REHİNE, BAŞBAKAN İLE GÖRÜŞTÜ: “TAMAMEN GÜVENİYORUM”
Bankada gerçekleştirilen soygunun ve rehine krizinin başlangıcını Jan-Erik Olsson isimli bir kişi yapmıştı. Üç kadın ve bir erkeği rehin alan Olsson, daha önceki bir mahkumiyet döneminde arkadaş olduğu Olofsson'un hapisten bankaya getirilmesini talep etti. İsveçli yetkililer bu isteği yerine getirince Olofsson, bankaya girdi ve polis tarafından kuşatılan mekanda yer aldı. 
Daha sonra cinayete teşebbüs, uyuşturucu ticareti ve saldırı gibi suçlardan ceza alacak olan Olofsson, banka soygunundan yıllar sonra Aftonbladet gazetesine verdiği bir röportajda, hapis cezasının kısaltılması karşılığında rehineleri korumasının istendiğini ancak sözüne sadık kalınmadığını belirtmişti. 
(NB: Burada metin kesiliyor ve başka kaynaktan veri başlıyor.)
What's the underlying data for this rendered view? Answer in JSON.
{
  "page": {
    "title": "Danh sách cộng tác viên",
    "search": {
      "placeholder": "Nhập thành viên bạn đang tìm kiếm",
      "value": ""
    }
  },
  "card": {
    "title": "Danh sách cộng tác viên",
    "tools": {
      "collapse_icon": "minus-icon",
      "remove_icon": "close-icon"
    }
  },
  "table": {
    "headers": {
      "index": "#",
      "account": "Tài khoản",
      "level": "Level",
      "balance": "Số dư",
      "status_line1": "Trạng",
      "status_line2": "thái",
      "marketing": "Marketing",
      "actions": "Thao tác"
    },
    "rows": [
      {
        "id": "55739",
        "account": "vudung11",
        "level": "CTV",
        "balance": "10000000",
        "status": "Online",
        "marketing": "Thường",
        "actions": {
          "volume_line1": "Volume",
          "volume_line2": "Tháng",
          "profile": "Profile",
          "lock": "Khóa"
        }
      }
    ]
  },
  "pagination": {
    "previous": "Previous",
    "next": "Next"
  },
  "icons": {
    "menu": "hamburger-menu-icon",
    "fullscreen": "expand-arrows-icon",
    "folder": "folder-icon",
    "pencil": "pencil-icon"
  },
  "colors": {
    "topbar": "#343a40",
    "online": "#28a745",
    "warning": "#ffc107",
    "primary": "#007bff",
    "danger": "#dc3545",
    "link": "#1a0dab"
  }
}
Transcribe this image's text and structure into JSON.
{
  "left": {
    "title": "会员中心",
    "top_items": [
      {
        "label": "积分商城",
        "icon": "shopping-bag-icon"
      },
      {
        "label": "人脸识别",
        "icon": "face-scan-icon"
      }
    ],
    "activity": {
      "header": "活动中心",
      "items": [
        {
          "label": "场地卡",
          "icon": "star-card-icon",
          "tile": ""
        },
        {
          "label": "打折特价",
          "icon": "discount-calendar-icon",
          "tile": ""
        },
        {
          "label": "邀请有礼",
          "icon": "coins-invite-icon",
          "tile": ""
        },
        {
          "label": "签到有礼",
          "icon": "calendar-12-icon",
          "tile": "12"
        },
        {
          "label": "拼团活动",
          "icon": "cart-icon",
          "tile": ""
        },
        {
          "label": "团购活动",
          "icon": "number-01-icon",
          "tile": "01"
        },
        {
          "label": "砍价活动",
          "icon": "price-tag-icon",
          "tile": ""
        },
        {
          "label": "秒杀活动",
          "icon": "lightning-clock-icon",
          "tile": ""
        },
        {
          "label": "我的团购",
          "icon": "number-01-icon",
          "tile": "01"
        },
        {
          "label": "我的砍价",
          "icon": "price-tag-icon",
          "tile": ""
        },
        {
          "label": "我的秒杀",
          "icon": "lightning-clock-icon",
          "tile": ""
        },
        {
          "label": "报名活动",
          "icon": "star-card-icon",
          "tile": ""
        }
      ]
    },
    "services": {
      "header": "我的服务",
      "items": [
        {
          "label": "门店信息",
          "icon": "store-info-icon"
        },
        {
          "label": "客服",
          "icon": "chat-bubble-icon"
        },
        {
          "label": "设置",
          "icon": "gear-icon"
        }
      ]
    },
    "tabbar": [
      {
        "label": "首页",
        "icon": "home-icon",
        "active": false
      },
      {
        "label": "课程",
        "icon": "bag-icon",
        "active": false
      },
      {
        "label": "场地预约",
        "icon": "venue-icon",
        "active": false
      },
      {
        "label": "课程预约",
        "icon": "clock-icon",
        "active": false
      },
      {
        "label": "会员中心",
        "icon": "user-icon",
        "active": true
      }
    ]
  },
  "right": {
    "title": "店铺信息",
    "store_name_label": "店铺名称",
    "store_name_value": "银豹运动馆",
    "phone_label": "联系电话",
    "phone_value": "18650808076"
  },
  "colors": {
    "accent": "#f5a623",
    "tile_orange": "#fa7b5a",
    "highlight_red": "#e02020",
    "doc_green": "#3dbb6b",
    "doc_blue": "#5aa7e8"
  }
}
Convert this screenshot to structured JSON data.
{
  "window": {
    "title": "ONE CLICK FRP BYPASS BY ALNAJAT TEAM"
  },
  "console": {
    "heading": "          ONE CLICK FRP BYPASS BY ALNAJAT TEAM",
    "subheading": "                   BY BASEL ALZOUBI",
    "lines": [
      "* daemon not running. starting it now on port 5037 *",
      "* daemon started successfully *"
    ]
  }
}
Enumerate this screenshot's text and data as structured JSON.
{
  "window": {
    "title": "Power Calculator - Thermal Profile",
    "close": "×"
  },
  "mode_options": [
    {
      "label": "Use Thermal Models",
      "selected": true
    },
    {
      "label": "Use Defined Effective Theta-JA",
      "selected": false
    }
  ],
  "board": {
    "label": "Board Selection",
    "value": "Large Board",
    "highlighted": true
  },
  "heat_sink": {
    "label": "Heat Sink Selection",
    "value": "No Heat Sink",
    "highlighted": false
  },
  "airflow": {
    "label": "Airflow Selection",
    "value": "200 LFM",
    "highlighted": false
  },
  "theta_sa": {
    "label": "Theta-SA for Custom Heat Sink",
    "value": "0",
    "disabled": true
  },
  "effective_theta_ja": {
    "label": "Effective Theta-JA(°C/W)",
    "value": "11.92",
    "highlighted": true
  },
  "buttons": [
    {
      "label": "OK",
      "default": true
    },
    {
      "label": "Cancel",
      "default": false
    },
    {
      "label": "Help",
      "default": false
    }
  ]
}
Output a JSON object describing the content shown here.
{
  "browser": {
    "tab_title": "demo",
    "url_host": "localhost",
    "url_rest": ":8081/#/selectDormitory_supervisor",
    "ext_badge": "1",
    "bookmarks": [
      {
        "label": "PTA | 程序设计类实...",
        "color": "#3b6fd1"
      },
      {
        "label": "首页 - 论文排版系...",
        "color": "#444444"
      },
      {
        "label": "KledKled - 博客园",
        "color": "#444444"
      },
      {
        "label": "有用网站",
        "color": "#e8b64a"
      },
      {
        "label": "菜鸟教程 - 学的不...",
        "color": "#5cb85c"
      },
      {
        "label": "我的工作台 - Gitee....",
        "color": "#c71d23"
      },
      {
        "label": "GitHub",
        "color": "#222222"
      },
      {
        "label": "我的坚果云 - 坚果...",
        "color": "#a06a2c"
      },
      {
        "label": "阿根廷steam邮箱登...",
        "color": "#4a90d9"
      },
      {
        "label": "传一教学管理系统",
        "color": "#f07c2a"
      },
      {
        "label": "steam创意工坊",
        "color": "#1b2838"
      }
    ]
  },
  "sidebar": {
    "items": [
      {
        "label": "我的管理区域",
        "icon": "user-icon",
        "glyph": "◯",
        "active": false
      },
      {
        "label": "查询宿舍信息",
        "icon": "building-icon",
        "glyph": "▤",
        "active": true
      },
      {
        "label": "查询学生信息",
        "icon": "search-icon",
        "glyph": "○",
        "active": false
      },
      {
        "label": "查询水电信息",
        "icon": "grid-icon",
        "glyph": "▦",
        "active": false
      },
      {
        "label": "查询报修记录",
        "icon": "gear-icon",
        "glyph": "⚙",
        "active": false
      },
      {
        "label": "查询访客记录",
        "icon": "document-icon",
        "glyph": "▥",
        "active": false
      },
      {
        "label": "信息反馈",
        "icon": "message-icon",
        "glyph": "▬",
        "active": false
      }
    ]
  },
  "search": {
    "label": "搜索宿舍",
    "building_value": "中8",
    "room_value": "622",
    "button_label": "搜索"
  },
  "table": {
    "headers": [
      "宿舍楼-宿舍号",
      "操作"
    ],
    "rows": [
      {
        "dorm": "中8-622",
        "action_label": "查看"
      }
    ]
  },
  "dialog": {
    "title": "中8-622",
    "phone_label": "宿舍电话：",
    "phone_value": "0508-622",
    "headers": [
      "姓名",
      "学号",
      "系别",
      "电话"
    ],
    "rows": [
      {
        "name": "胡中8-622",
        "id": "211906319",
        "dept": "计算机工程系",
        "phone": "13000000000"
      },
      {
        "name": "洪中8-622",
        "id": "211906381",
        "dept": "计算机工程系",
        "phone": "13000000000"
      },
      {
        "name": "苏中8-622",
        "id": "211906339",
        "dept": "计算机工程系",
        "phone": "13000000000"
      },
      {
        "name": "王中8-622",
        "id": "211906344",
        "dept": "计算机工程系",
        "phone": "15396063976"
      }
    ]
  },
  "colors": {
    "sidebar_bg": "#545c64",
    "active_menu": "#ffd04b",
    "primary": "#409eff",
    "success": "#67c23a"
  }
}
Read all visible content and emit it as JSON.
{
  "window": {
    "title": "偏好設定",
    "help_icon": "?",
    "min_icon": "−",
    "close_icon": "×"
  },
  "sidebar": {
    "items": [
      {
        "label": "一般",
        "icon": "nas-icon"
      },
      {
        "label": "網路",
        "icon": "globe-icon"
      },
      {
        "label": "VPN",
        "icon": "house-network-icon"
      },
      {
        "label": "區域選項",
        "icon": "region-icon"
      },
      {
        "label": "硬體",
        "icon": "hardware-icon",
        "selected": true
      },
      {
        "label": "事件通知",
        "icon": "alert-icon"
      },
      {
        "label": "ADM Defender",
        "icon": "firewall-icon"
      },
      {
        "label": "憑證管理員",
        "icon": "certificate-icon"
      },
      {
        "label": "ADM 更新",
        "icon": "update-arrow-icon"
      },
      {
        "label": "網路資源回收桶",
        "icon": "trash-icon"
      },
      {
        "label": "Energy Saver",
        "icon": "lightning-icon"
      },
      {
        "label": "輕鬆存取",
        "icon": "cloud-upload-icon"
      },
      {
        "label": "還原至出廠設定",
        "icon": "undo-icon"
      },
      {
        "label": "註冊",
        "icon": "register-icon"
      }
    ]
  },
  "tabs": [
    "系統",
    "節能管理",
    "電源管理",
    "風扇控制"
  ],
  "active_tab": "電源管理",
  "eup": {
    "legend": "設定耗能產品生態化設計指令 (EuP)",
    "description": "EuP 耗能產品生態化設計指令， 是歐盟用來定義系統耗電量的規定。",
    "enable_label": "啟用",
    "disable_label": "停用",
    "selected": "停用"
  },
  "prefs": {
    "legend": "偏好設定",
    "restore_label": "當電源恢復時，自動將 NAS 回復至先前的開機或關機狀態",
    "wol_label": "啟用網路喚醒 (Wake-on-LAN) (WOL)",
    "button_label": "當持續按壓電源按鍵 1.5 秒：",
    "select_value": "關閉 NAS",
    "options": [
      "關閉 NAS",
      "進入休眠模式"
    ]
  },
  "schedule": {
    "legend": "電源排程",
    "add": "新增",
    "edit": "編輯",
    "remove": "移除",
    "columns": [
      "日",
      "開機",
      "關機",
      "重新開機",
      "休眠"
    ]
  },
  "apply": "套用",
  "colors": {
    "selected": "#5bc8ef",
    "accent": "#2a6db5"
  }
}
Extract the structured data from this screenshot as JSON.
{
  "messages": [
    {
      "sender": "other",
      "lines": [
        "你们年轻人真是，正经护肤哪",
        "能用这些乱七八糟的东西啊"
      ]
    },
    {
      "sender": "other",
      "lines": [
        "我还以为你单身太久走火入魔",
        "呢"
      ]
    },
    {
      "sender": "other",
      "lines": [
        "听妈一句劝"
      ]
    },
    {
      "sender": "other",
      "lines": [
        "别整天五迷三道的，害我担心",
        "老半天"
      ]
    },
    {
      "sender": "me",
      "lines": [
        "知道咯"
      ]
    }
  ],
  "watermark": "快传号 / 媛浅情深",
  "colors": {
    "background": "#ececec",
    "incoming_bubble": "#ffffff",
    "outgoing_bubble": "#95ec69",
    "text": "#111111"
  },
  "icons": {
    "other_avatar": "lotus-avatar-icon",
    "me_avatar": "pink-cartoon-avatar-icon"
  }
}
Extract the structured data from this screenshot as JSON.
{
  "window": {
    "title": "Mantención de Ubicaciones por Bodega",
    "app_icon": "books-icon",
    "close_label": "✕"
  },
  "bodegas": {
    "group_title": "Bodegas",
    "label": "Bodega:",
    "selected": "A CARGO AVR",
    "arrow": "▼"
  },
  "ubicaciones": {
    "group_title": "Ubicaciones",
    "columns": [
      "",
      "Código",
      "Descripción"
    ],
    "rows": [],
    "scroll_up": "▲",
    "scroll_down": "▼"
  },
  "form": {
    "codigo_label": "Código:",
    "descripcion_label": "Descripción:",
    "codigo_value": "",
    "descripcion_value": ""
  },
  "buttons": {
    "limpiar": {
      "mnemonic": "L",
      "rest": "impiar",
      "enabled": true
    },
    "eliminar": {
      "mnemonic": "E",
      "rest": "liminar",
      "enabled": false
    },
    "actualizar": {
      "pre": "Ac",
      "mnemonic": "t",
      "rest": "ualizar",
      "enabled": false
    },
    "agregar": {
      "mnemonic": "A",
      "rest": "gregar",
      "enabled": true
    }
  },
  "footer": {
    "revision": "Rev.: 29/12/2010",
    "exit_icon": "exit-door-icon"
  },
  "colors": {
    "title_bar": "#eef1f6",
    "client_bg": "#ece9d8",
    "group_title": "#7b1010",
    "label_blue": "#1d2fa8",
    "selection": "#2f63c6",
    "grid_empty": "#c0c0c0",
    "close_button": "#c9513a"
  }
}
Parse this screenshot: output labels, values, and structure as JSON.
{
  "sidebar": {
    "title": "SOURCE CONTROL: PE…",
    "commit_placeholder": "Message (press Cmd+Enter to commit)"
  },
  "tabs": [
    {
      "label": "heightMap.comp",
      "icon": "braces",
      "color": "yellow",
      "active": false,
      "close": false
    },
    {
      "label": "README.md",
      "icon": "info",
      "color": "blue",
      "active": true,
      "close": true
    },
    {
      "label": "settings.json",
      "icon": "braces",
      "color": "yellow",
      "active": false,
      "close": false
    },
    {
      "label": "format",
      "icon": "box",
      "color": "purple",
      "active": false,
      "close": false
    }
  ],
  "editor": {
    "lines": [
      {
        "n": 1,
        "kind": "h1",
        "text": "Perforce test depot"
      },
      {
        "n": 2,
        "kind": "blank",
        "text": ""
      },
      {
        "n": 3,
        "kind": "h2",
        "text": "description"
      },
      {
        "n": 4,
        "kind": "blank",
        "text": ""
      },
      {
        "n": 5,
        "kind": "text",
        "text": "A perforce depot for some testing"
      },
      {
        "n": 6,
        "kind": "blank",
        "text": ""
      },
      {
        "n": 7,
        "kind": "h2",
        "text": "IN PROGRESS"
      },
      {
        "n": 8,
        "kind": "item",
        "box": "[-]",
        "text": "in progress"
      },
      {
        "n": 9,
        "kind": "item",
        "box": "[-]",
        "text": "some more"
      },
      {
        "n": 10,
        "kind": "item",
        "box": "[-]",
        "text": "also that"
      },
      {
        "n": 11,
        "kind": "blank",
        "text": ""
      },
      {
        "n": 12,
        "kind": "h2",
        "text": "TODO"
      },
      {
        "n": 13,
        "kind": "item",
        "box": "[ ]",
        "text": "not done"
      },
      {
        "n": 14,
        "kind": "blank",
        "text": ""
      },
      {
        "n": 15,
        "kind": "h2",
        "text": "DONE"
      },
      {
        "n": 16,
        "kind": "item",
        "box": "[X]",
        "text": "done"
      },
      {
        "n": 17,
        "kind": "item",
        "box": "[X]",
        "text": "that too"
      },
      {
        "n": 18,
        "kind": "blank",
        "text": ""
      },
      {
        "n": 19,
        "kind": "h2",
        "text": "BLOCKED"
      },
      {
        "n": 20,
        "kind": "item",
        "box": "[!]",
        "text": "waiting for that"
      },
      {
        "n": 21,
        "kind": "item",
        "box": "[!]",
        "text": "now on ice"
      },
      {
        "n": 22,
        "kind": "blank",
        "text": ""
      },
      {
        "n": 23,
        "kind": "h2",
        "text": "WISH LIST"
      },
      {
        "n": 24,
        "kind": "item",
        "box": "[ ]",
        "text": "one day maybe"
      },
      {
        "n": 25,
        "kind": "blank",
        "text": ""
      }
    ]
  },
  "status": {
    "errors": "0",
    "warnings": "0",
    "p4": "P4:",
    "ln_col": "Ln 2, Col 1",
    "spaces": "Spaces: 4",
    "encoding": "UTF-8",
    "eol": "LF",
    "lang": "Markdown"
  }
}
Olofsson, banka içinde rehinelerden biri olan Kristin Enmark'ı, soyguncuların talimatıyla dönemin İsveç başbakanıyla telefonda görüşmeye ikna etmeyi başarmıştı. Enmark, bu görüşmede, soyguncularla birlikte bankadan çıkmak için izin istedi ve, “Clark’a ve soyguncuya tamamen güveniyorum… Onlar bize hiç zarar vermedi... Aksine, gerçekten iyi davrandılar. İster inanın ister inanmayın, burada güzel zaman geçirdik.” şeklinde konuştu. 
“BANA SÖZ VERDİ, BEN DE GÜVENMELİYİM”
Enmark, bu telefon görüşmesinin ardından yaptığı diğer konuşmalarda, rehin alanların polis tarafından zarar göreceğinden endişe duyduğunu ifade etti ve onların eylemlerini haklı çıkarmaya devam etti. 
Rehine, sonradan yazdığı anılarında Olofsson hakkında, “Bana hiçbir şey olmayacağına dair söz verdi. Ben de ona inanmaya karar verdim. O zaman 23 yaşındaydım ve canım için korkuyordum.” ifadelerine yer verdi.
Rehine krizi, altı günün sonunda sona erdi ve polis, binanın çatısından içeri girerek göz yaşartıcı gaz kullanarak soyguncuları etkisiz hale getirdi. Rehineler, önce Olofsson ve Olsson'u bırakmak istemedi, çünkü polisin onlara zarar vereceğinden korkuyorlardı. Ancak daha sonra her iki suçluya karşı ifade vermekten de vazgeçtiler. 
Uzmanlar, o zamandan bu yana "Stockholm Sendromu"nun gerçek bir psikiyatrik durum mu, yoksa travmatik anlarla başa çıkmak için bir savunma mekanizması mı olduğunu tartışmaya devam etmektedir. Bu kavram, İsveçli psikiyatrist ve kriminolog Nils Bejerot tarafından ortaya konulmuştur. 
Enmark, 2021 yılında BBC’ye yaptığı bir açıklamada "Stockholm Sendromu" tanımını reddederek, “Bu, mağdurları suçlamanın bir yolu. Ben hayatta kalmak için elimden geleni yaptım.” şeklinde ifade etti. 
Olofsson ise Belçika'daki uyuşturucuyla bağlantılı suçlardan ceza aldıktan sonra, en son 2018'de hapisten tahliye olmuştu. 2022 yılında, "Clark" isimli Netflix yapımında Olofsson'u Bill Skarsgård canlandırmıştı.